At work, I was able to follow Al Jazeera’s minute-by-minute coverage of the revolution through my iPhone. The Qatari network has an
iPhone app that live broadcasts their news, in addition to its presence on Facebook, Twitter and Al Jazeera Blogs.
It was simply everywhere and for free!
Tech Crunch, a popular Web publication that offers technology news and analysis, summed it up in
this article on how American news networks failed in covering the news. The article discussed how tweeps criticized American TV networks that were busy broadcasting news related to Marta Stewart’s dog and a guy who was arrested for drunk-driving a donkey in Texas on MSNBC, while CNN was busy interviewing the Jeopardy host about a robot contestant!

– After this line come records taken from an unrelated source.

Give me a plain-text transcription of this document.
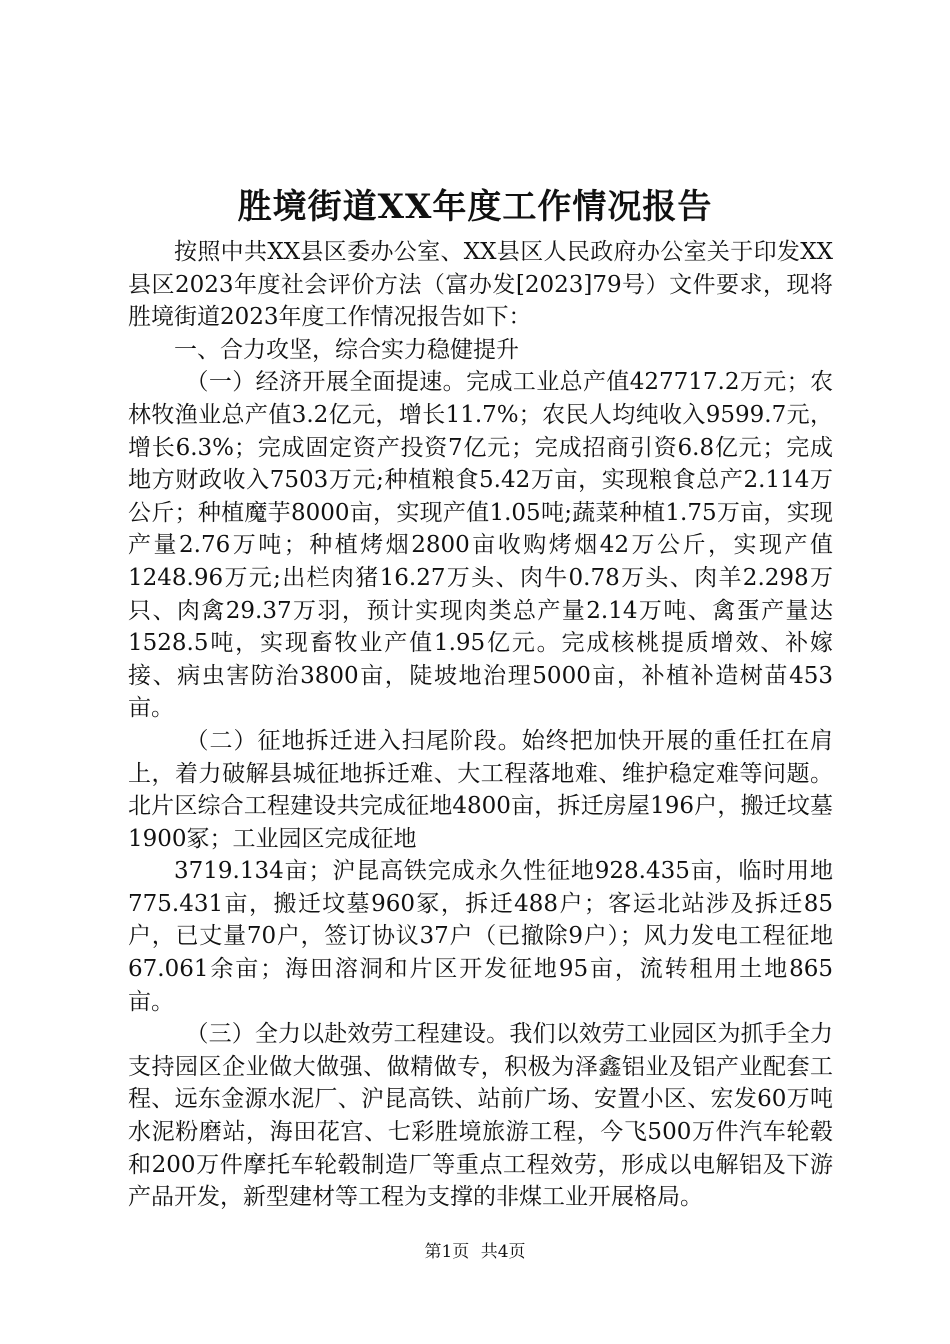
胜境街道XX年度工作情况报告

按照中共XX县区委办公室、XX县区人民政府办公室关于印发XX县区2023年度社会评价方法（富办发[2023]79号）文件要求，现将胜境街道2023年度工作情况报告如下：

一、合力攻坚，综合实力稳健提升

（一）经济开展全面提速。完成工业总产值427717.2万元；农林牧渔业总产值3.2亿元，增长11.7%；农民人均纯收入9599.7元，增长6.3%；完成固定资产投资7亿元；完成招商引资6.8亿元；完成地方财政收入7503万元;种植粮食5.42万亩，实现粮食总产2.114万公斤；种植魔芋8000亩，实现产值1.05吨;蔬菜种植1.75万亩，实现产量2.76万吨；种植烤烟2800亩收购烤烟42万公斤，实现产值1248.96万元;出栏肉猪16.27万头、肉牛0.78万头、肉羊2.298万只、肉禽29.37万羽，预计实现肉类总产量2.14万吨、禽蛋产量达1528.5吨，实现畜牧业产值1.95亿元。完成核桃提质增效、补嫁接、病虫害防治3800亩，陡坡地治理5000亩，补植补造树苗453亩。

（二）征地拆迁进入扫尾阶段。始终把加快开展的重任扛在肩上，着力破解县城征地拆迁难、大工程落地难、维护稳定难等问题。北片区综合工程建设共完成征地4800亩，拆迁房屋196户，搬迁坟墓1900冢；工业园区完成征地

3719.134亩；沪昆高铁完成永久性征地928.435亩，临时用地775.431亩，搬迁坟墓960冢，拆迁488户；客运北站涉及拆迁85户，已丈量70户，签订协议37户（已撤除9户）；风力发电工程征地67.061余亩；海田溶洞和片区开发征地95亩，流转租用土地865亩。

（三）全力以赴效劳工程建设。我们以效劳工业园区为抓手全力支持园区企业做大做强、做精做专，积极为泽鑫铝业及铝产业配套工程、远东金源水泥厂、沪昆高铁、站前广场、安置小区、宏发60万吨水泥粉磨站，海田花宫、七彩胜境旅游工程，今飞500万件汽车轮毂和200万件摩托车轮毂制造厂等重点工程效劳，形成以电解铝及下游产品开发，新型建材等工程为支撑的非煤工业开展格局。

第1页 共4页
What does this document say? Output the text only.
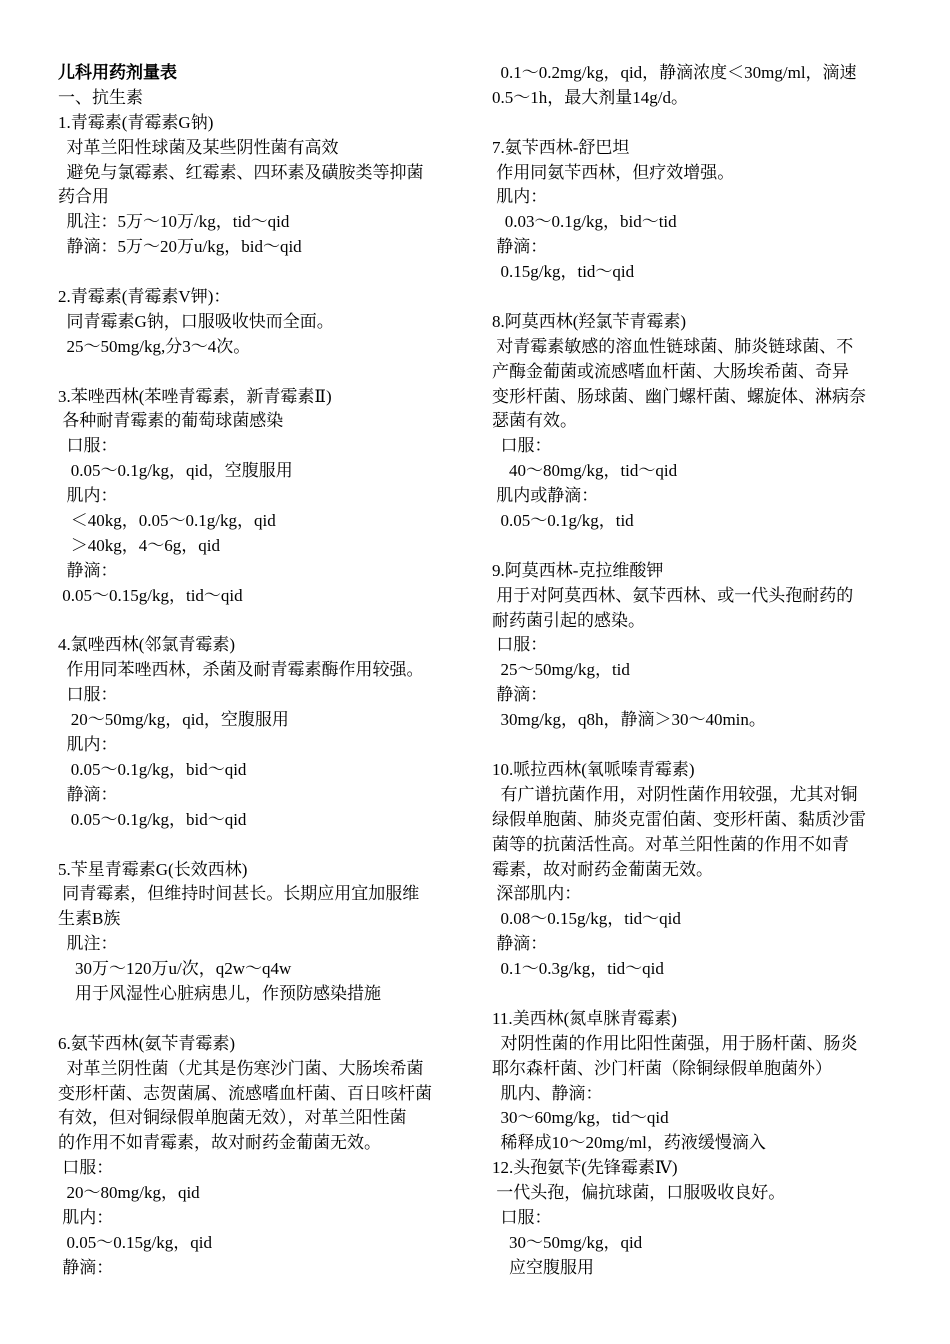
儿科用药剂量表
一、抗生素
1.青霉素(青霉素G钠)
对革兰阳性球菌及某些阴性菌有高效
避免与氯霉素、红霉素、四环素及磺胺类等抑菌
药合用
肌注：5万～10万/kg，tid～qid
静滴：5万～20万u/kg，bid～qid
2.青霉素(青霉素V钾)：
同青霉素G钠，口服吸收快而全面。
25～50mg/kg,分3～4次。
3.苯唑西林(苯唑青霉素，新青霉素Ⅱ)
各种耐青霉素的葡萄球菌感染
口服：
0.05～0.1g/kg，qid，空腹服用
肌内：
＜40kg，0.05～0.1g/kg，qid
＞40kg，4～6g，qid
静滴：
0.05～0.15g/kg，tid～qid
4.氯唑西林(邻氯青霉素)
作用同苯唑西林，杀菌及耐青霉素酶作用较强。
口服：
20～50mg/kg，qid，空腹服用
肌内：
0.05～0.1g/kg，bid～qid
静滴：
0.05～0.1g/kg，bid～qid
5.苄星青霉素G(长效西林)
同青霉素，但维持时间甚长。长期应用宜加服维
生素B族
肌注：
30万～120万u/次，q2w～q4w
用于风湿性心脏病患儿，作预防感染措施
6.氨苄西林(氨苄青霉素)
对革兰阴性菌（尤其是伤寒沙门菌、大肠埃希菌
变形杆菌、志贺菌属、流感嗜血杆菌、百日咳杆菌
有效，但对铜绿假单胞菌无效），对革兰阳性菌
的作用不如青霉素，故对耐药金葡菌无效。
口服：
20～80mg/kg，qid
肌内：
0.05～0.15g/kg，qid
静滴：
0.1～0.2mg/kg，qid，静滴浓度＜30mg/ml，滴速
0.5～1h，最大剂量14g/d。
7.氨苄西林-舒巴坦
作用同氨苄西林，但疗效增强。
肌内：
0.03～0.1g/kg，bid～tid
静滴：
0.15g/kg，tid～qid
8.阿莫西林(羟氯苄青霉素)
对青霉素敏感的溶血性链球菌、肺炎链球菌、不
产酶金葡菌或流感嗜血杆菌、大肠埃希菌、奇异
变形杆菌、肠球菌、幽门螺杆菌、螺旋体、淋病奈
瑟菌有效。
口服：
40～80mg/kg，tid～qid
肌内或静滴：
0.05～0.1g/kg，tid
9.阿莫西林-克拉维酸钾
用于对阿莫西林、氨苄西林、或一代头孢耐药的
耐药菌引起的感染。
口服：
25～50mg/kg，tid
静滴：
30mg/kg，q8h，静滴＞30～40min。
10.哌拉西林(氧哌嗪青霉素)
有广谱抗菌作用，对阴性菌作用较强，尤其对铜
绿假单胞菌、肺炎克雷伯菌、变形杆菌、黏质沙雷
菌等的抗菌活性高。对革兰阳性菌的作用不如青
霉素，故对耐药金葡菌无效。
深部肌内：
0.08～0.15g/kg，tid～qid
静滴：
0.1～0.3g/kg，tid～qid
11.美西林(氮卓脒青霉素)
对阴性菌的作用比阳性菌强，用于肠杆菌、肠炎
耶尔森杆菌、沙门杆菌（除铜绿假单胞菌外）
肌内、静滴：
30～60mg/kg，tid～qid
稀释成10～20mg/ml，药液缓慢滴入
12.头孢氨苄(先锋霉素Ⅳ)
一代头孢，偏抗球菌，口服吸收良好。
口服：
30～50mg/kg，qid
应空腹服用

This is not journalism. What Al Jazeera did is!
And thanks to the social media websites such as Twitter and Facebook that brought the news to the American public, along with a few articles American newspapers published later in the afternoon yesterday.
Many know that Al Jazeera is unavailable in most American states, the thing that deprives millions of American viewers of watching breaking news with real, good reporting.
Making Al Jazeera, or at least BBC world (not the awful BBC America), available on air, cable or satellite will provide Americans with an alternate source to watch real news, not the
heroic rescue attempt of a puppy who was stuck in freezing river.
Shame on CNN, MSNBC and Fox News for intentionally ignoring a gripping event that will directly affect the United States' foreign policy if such a revolution is spread across the whole Arab world.